Une enquête choc du Figaro, publiée ce jeudi, dévoile les rouages d'un système militaire russe qualifié de « criminel et mafieux », où des soldats russes sont victimes de violences extrêmes de la part de leur propre hiérarchie. Selon des témoignages et des documents recueillis par le quotidien, des militaires sont jetés dans des trous, torturés et « annulés » — une pratique qui consiste à les effacer des registres officiels après leur mort ou leur disparition, les privant de tout droit et de toute reconnaissance.
L'enquête s'appuie sur des récits de proches de soldats, d'anciens combattants et de sources au sein de l'appareil sécuritaire russe. Elle décrit un système où la violence est utilisée comme outil de discipline et de contrôle, dans un contexte de guerre en Ukraine qui dure depuis plus de quatre ans. Les soldats qui refusent de se battre, qui tentent de déserter ou qui critiquent les ordres sont systématiquement punis, parfois de manière barbare.
« Ils sont jetés dans des trous creusés dans le sol, parfois pendant des jours, sans nourriture ni eau », raconte une source citée par Le Figaro. « D'autres sont torturés avec des décharges électriques ou battus jusqu'à ce qu'ils perdent connaissance. Ceux qui meurent sont simplement 'annulés': leur nom disparaît des listes, et leur famille ne reçoit ni corps, ni pension, ni explication. »
Cette pratique d'« annulation » permet à l'état-major russe de dissimuler l'ampleur réelle des pertes humaines. Selon des estimations citées dans l'enquête, des milliers de soldats russes auraient ainsi été effacés des registres officiels depuis le début de l'invasion de l'Ukraine en février 2022. Les familles, souvent dans l'ignorance, se heurtent à un mur de silence de la part des autorités militaires.
Le système est également décrit comme un « business criminel » où des officiers détournent une partie des soldes et des primes destinées aux soldats. Des témoignages évoquent des détournements massifs de fonds, des ventes illégales d'équipement militaire et des trafics en tout genre. « C'est une mafia en uniforme », affirme un ancien officier russe ayant fui le pays, cité par Le Figaro. « Les généraux s'enrichissent sur le dos des soldats, qui sont traités comme de la chair à canon. »
Cette enquête intervient alors que Vladimir Poutine, lors d'une cérémonie de remise de distinctions au Kremlin le 12 juin 2026, a tenté de présenter une image de l'armée russe unie et victorieuse. Mais les révélations du Figaro contrastent fortement avec cette communication officielle. Elles s'ajoutent à d'autres informations récentes, comme celles de L'Express, qui décrivent un Poutine « bunkerisé » et paranoïaque, ou encore des documents de la diplomatie française, révélés par La Dépêche, qui mettent en lumière les failles du modèle russe après quatre ans de guerre.
Les témoignages recueillis par Le Figaro décrivent un climat de terreur au sein des unités russes. Les soldats qui osent se plaindre ou demander des comptes sont immédiatement réprimés. « Mon fils a été battu parce qu'il a refusé de monter en première ligne sans équipement adéquat », témoigne une mère, dont le fils est porté disparu depuis six mois. « On m'a dit qu'il était 'annulé'. Je ne sais même pas s'il est vivant ou mort. »
L'enquête révèle également que ces pratiques ne sont pas isolées, mais qu'elles sont encouragées par une culture d'impunité au sommet de l'État.

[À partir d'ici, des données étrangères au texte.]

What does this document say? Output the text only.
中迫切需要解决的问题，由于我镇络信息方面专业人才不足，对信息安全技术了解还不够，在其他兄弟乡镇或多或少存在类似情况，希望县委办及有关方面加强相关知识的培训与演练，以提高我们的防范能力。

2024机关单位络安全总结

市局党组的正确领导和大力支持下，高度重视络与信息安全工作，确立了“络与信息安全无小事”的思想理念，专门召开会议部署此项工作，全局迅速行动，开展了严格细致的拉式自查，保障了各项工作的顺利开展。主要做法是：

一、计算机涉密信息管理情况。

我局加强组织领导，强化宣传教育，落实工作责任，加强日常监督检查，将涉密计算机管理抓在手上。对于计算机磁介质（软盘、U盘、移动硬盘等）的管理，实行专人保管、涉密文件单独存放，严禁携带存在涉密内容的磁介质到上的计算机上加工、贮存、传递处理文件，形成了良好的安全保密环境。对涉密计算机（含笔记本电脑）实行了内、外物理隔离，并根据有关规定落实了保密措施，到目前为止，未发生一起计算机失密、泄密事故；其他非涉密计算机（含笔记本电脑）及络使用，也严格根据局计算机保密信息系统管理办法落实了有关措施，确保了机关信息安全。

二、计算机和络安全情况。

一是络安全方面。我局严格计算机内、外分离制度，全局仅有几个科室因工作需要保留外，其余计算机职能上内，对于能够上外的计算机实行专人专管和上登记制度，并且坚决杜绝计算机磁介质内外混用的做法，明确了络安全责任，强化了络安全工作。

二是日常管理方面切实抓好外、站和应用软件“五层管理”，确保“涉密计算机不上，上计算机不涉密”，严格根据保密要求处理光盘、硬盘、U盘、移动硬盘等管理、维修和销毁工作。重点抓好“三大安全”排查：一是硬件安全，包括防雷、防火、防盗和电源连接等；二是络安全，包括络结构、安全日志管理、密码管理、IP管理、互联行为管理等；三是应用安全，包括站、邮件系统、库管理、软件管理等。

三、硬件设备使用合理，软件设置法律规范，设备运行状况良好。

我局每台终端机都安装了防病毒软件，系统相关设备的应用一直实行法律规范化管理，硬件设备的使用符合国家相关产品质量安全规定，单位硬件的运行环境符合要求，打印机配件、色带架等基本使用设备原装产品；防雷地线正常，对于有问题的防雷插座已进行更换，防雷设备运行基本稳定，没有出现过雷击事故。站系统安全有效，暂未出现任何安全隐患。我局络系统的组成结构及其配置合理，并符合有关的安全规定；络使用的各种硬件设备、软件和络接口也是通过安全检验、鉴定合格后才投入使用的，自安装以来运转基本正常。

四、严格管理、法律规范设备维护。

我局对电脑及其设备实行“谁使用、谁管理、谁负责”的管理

Les responsables militaires qui ordonnent ou tolèrent ces violences ne sont jamais inquiétés, tandis que les soldats qui tentent de dénoncer les abus sont eux-mêmes poursuivis pour « discrédit de l'armée ».
Cette situation a des conséquences désastreuses sur le moral des troupes russes. Selon des sources militaires occidentales citées dans l'enquête, le nombre de désertions et de refus d'obéissance a augmenté de manière significative ces derniers mois. « Les soldats russes sont de moins en moins motivés à se battre pour un système qui les traite comme des esclaves », explique un analyste.
Les révélations du Figaro jettent une lumière crue sur la réalité de la guerre en Ukraine, loin des discours officiels du Kremlin. Elles soulèvent des questions sur la responsabilité de Vladimir Poutine, qui, en tant que commandant en chef, ne peut ignorer ces pratiques. « C'est sa guerre, et c'est son système », conclut un témoin cité par le quotidien. « Il en est le premier responsable. »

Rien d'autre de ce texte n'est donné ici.